Rissa, at the best of times, can make words sound nothing like they're supposed to.  Last night she made a weird-ass shape around her belly button, said "DRACULA BELLY BUTTON!" and then dissolved into giggles.  David and I were mystified as to what vampires and belly buttons had to do with one another.

"DRACULA belly button?"  She only laughed harder.

"Not DRACULA belly button!  TRIANGULAR belly button."

"Did you not hear DRACULA belly button?" I asked David.

"That's what I heard."

"THIS shape," Rissa said - indicating the weird-ass finger shape she has around her belly button, "has NOTHING to do with vampires."

"I think that we can safely say that TRIANGULAR belly button makes no more sense.  Can you at least try to make sense?"

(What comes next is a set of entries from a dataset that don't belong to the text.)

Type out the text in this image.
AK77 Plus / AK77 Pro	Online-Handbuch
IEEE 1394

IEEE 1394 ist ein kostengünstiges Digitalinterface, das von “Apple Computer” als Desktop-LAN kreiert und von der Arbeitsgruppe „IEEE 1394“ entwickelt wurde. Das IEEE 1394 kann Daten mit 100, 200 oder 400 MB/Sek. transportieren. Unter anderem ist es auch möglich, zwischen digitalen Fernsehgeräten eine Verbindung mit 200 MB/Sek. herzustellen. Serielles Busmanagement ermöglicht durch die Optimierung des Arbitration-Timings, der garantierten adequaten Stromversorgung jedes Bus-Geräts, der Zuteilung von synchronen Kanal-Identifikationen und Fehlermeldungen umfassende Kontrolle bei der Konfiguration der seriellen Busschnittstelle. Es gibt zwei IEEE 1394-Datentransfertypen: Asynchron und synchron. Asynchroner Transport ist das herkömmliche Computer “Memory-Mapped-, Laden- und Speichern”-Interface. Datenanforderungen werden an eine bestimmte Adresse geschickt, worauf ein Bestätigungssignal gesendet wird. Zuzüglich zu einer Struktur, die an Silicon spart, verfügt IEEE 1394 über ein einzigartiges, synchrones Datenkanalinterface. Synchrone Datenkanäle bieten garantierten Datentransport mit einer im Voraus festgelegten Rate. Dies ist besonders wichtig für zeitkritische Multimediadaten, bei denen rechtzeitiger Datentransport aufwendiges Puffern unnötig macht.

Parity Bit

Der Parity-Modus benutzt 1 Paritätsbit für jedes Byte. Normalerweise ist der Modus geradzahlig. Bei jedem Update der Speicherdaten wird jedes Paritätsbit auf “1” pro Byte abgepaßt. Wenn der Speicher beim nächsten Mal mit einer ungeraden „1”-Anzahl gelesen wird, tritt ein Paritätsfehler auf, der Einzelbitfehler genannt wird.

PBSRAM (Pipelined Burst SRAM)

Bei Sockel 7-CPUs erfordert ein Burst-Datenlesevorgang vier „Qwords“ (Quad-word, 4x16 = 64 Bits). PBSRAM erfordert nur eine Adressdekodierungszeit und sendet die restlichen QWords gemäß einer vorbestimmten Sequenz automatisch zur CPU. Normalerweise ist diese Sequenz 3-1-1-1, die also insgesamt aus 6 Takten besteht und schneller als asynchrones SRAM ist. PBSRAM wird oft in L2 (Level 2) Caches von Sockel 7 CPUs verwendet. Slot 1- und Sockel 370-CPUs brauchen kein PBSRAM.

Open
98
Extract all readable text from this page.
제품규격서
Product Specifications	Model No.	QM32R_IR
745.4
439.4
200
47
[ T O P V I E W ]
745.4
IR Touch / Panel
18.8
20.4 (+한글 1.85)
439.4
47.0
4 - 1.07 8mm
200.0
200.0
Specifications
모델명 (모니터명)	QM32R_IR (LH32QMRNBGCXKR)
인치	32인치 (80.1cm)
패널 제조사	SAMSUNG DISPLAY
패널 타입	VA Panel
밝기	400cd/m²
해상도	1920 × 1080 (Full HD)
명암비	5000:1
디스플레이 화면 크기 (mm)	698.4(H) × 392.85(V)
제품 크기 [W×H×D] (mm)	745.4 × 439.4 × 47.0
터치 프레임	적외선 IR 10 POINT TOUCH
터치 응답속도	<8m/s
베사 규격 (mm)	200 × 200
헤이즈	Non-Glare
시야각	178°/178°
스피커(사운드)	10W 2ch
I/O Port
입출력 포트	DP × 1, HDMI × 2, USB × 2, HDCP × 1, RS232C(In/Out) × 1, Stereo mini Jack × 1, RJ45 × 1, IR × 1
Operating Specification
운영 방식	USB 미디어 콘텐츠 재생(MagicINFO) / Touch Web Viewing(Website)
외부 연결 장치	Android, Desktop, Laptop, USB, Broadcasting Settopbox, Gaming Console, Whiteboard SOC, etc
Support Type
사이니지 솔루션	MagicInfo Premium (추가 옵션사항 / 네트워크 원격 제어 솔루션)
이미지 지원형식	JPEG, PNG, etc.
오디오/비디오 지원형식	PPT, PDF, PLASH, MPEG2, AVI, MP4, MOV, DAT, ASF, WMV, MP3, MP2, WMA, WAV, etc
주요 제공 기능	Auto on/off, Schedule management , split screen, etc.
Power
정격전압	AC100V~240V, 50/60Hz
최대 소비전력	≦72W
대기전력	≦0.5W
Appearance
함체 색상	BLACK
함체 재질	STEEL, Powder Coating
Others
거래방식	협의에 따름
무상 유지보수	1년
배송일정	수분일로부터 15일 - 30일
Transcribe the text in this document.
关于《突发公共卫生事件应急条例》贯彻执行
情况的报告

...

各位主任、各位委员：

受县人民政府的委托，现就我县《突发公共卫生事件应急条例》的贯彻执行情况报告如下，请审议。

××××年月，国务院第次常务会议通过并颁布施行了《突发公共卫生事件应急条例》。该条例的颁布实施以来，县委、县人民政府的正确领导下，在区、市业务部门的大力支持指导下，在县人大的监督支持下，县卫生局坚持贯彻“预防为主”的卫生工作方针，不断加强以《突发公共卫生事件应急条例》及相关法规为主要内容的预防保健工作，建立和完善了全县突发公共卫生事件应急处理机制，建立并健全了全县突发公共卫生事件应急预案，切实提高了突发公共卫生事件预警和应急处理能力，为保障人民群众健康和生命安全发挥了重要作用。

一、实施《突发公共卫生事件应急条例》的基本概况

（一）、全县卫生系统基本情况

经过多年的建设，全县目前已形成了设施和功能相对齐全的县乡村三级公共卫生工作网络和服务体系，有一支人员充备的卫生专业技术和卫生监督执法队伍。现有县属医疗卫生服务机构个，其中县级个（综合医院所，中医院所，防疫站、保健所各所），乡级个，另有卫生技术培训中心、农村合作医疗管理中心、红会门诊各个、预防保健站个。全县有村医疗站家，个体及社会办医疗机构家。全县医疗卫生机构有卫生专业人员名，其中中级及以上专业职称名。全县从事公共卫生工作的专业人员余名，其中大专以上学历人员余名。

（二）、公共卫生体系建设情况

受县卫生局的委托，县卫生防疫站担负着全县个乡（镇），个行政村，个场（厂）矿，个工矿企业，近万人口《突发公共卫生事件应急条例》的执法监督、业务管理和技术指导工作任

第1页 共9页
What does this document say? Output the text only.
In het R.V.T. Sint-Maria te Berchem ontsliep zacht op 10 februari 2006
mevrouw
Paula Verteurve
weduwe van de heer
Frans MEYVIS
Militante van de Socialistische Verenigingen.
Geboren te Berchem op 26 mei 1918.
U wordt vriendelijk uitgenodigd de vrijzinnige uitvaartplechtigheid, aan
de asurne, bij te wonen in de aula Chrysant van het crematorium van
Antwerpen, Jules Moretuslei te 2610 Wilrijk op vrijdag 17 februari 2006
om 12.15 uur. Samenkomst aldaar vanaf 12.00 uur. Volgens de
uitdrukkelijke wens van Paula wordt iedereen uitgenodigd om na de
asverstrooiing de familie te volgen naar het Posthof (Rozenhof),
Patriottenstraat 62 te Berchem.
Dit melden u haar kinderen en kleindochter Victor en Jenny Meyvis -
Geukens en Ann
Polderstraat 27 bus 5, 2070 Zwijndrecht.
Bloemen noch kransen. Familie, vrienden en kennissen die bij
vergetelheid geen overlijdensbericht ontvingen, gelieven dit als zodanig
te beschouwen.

"Your ears don't work!  If it were a DRACULA belly button then there would be fangs."

"Fair enough."

"The other night Daddy and I were listening to the radio and this hip-hop dude said he was going to Get Lucky Tonight."  Rissa explained.  "I said 'He must be Amish."

"What do the Amish have to do with being lucky?"

"I didn't ACTUALLY say the AMISH.  I said the IRISH, but Daddy heard it as the AMISH because I did it with an accent."

"The luck of the AMISH makes NO sense."

"Exactly," says Rissa.


Wednesday, May 22, 2013

He is telling me this because why?!?

David is massaging my feet.   He is the best spouse.  We'd returned from an after-dinner walk; instead of me taking the lead, I'd been dragging my feet a bit, looking a little low.

(I'd had a cardiologist's appointment in the morning.  More tests - this one with me wearing an air-tight mask, riding a bike, hooked up to all sorts of monitors - to see how long it would take for me to get chest pain.  5 minutes.  It takes 5 minutes for me to get chest pain.  "Just another minute or so of data Heather," said the Doc.  "Just 80 seconds more, then we'll have a good reading!"  Giving me the thumbs up sign and smiling a wide, encouraging smile.  Having been instructed not to talk during the test, I said nothing, but I was thinking really hard, "Quit being so fucking cheerful you rat fucking bastard!")

"So," asks David that evening.  "Diagnosis?"

I snort.  "Not yet.  Still have to wait for him to go over stuff.  Although he assured me that 'We'd get to the bottom of this,' and that 'Heart disease in women is different than in men,'  whatever the hell that means.  To me, it sounds like he thinks I have heart disease, which I kind of already had figured out myself."

"He's a cardiologist - he thinks everyone has heart disease.  Don't get all freaked out."

"I'm not freaked out.  Any diagnosis would be a relief."


David is smoothing his hands along my right foot, trying his best to relieve my tension, when, swear to God, he suddenly stops and says, "What is THAT?!?" in a horrified tone.

"What is what?"  I calmly ask.

"You've got this lump on the bottom of your foot," he says.  And then he shows me this lumpy bit of something attached to my foot ligaments.

I poke at it.  It hurts a bit.   And then I laugh.

"Seriously?" I ask.  "You are pointing out more weird-ass health stuff to me, right now?"

"It's probably just a cyst," says David, now realizing his folly.

"Of course it is, why wouldn't it be?  Oooooh!  I'll bet it's one of them ganglion cysts..."

David is now mentally slapping his forehead with his palm.  "Now this in no reason to start researching this sort of thing... "

"You mean I shouldn't research this lump that you just drew my attention to... a lump that heretofore I had never even known about?  Of course not."

"You're actually quite healthy you know."

"HAH!  You mean in spite of all my weird-ass health shit?"

"YES!!  You're not some frail little flower who just reclines on the settee with... with..."

"The vapours?  Consumption?"

"Sure."

"That's not how I roll.   Now look up 'lump on sole of foot" please."




ps.  Totally not a ganglion cyst.  I have Ledderhose's Disease.  I'm going to call it Leiderhosen Disease 'cause that'll be more fun.  Best thing about Lesiderhosen Disease?  Weird-ass foot lumps (plantar fibroma)  completely benign!  Boo Yeah, who says you can't learn good shit on the internet?